Zhihao Si,Hanshuang Li,Wenjing Shang,Yanan Zhao,Lingjiao Kong,Chunshen Long,Yongchun Zuo,Zhenxing Feng
DOI: https://doi.org/10.1093/bib/bbae259
IF: 9.5
2024-06-01
Briefings in Bioinformatics
Abstract:The advancement of spatial transcriptomics (ST) technology contributes to a more profound comprehension of the spatial properties of gene expression within tissues. However, due to challenges of high dimensionality, pronounced noise and dynamic limitations in ST data, the integration of gene expression and spatial information to accurately identify spatial domains remains challenging. This paper proposes a SpaNCMG algorithm for the purpose of achieving precise spatial domain description and localization based on a neighborhood-complementary mixed-view graph convolutional network. The algorithm enables better adaptation to ST data at different resolutions by integrating the local information from KNN and the global structure from r -radius into a complementary neighborhood graph. It also introduces an attention mechanism to achieve adaptive fusion of different reconstructed expressions, and utilizes KPCA method for dimensionality reduction. The application of SpaNCMG on five datasets from four sequencing platforms demonstrates superior performance to eight existing advanced methods. Specifically, the algorithm achieved highest ARI accuracies of 0.63 and 0.52 on the datasets of the human dorsolateral prefrontal cortex and mouse somatosensory cortex, respectively. It accurately identified the spatial locations of marker genes in the mouse olfactory bulb tissue and inferred the biological functions of different regions. When handling larger datasets such as mouse embryos, the SpaNCMG not only identified the main tissue structures but also explored unlabeled domains. Overall, the good generalization ability and scalability of SpaNCMG make it an outstanding tool for understanding tissue structure and disease mechanisms. Our codes are available at https://github.com/ZhihaoSi/SpaNCMG.
biochemical research methods,mathematical & computational biology
What problem does this paper attempt to address?
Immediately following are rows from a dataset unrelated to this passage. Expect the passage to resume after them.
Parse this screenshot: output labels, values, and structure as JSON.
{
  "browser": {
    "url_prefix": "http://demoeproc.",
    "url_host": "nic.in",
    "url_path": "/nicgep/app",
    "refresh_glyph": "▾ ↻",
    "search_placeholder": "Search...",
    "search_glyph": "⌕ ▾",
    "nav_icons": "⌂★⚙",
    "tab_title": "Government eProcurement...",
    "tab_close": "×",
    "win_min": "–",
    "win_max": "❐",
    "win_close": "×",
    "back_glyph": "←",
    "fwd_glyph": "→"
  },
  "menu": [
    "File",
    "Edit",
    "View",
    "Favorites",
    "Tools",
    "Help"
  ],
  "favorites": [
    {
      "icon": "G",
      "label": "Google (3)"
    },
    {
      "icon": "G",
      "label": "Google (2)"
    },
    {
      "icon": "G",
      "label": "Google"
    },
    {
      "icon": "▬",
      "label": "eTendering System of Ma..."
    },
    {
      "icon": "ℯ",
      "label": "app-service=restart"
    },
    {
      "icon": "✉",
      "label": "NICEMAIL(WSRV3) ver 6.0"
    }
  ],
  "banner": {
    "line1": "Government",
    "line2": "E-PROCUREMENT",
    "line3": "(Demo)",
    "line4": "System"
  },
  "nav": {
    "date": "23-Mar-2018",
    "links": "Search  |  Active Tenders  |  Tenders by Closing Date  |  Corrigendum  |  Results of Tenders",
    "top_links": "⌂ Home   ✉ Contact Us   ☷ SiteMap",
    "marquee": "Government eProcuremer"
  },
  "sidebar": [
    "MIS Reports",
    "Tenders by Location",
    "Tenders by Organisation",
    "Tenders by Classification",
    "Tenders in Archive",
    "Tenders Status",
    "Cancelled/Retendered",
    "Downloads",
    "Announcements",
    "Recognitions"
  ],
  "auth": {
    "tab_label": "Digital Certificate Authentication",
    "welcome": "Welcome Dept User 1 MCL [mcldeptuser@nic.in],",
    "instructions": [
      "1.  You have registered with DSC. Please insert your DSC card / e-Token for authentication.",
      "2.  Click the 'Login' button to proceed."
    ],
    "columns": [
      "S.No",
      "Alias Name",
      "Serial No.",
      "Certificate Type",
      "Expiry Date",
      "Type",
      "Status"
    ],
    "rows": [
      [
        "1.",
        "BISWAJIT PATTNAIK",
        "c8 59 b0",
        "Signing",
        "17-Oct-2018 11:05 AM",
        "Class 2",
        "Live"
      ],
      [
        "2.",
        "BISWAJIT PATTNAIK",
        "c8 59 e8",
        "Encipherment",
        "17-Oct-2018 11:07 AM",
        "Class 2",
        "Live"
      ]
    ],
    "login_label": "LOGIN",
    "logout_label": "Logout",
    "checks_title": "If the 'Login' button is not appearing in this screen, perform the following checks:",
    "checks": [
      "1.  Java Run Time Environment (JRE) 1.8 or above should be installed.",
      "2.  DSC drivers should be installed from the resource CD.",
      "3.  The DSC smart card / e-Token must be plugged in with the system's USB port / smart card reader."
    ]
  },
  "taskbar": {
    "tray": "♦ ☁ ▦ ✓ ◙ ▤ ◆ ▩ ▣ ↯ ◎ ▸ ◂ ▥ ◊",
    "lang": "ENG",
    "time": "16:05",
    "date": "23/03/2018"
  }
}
The paper attempts to address the challenge of accurately identifying spatial domains in Spatial Transcriptomics (ST) data. Specifically, due to the high dimensionality, significant noise, and dynamic constraints of ST data, combining gene expression with spatial information to accurately identify spatial domains remains difficult. To address these issues, the paper proposes a new algorithm called SpaNCMG, which is based on a Neighborhood-Complementary Mixed-View Graph Convolutional Network, aiming to achieve precise description and localization of spatial domains. The SpaNCMG algorithm enhances adaptability to ST data of different resolutions by integrating local information (from K-Nearest Neighbors, KNN) and global structure (from r-radius) to construct a complementary neighborhood graph. Additionally, the algorithm introduces an attention mechanism to achieve adaptive fusion of different reconstructed expressions and employs Kernel Principal Component Analysis (KPCA) for dimensionality reduction. Experimental results show that SpaNCMG outperforms eight existing advanced methods on five datasets from four sequencing platforms, achieving ARI accuracies of 0.63 and 0.52 on the human dorsolateral prefrontal cortex and mouse somatosensory cortex datasets, respectively. It can also accurately identify the locations of marker genes in the mouse olfactory bulb tissue and infer the biological functions of different regions. For larger datasets such as the mouse embryo, SpaNCMG not only identifies major tissue structures but also explores unannotated domains, demonstrating good generalization ability and scalability.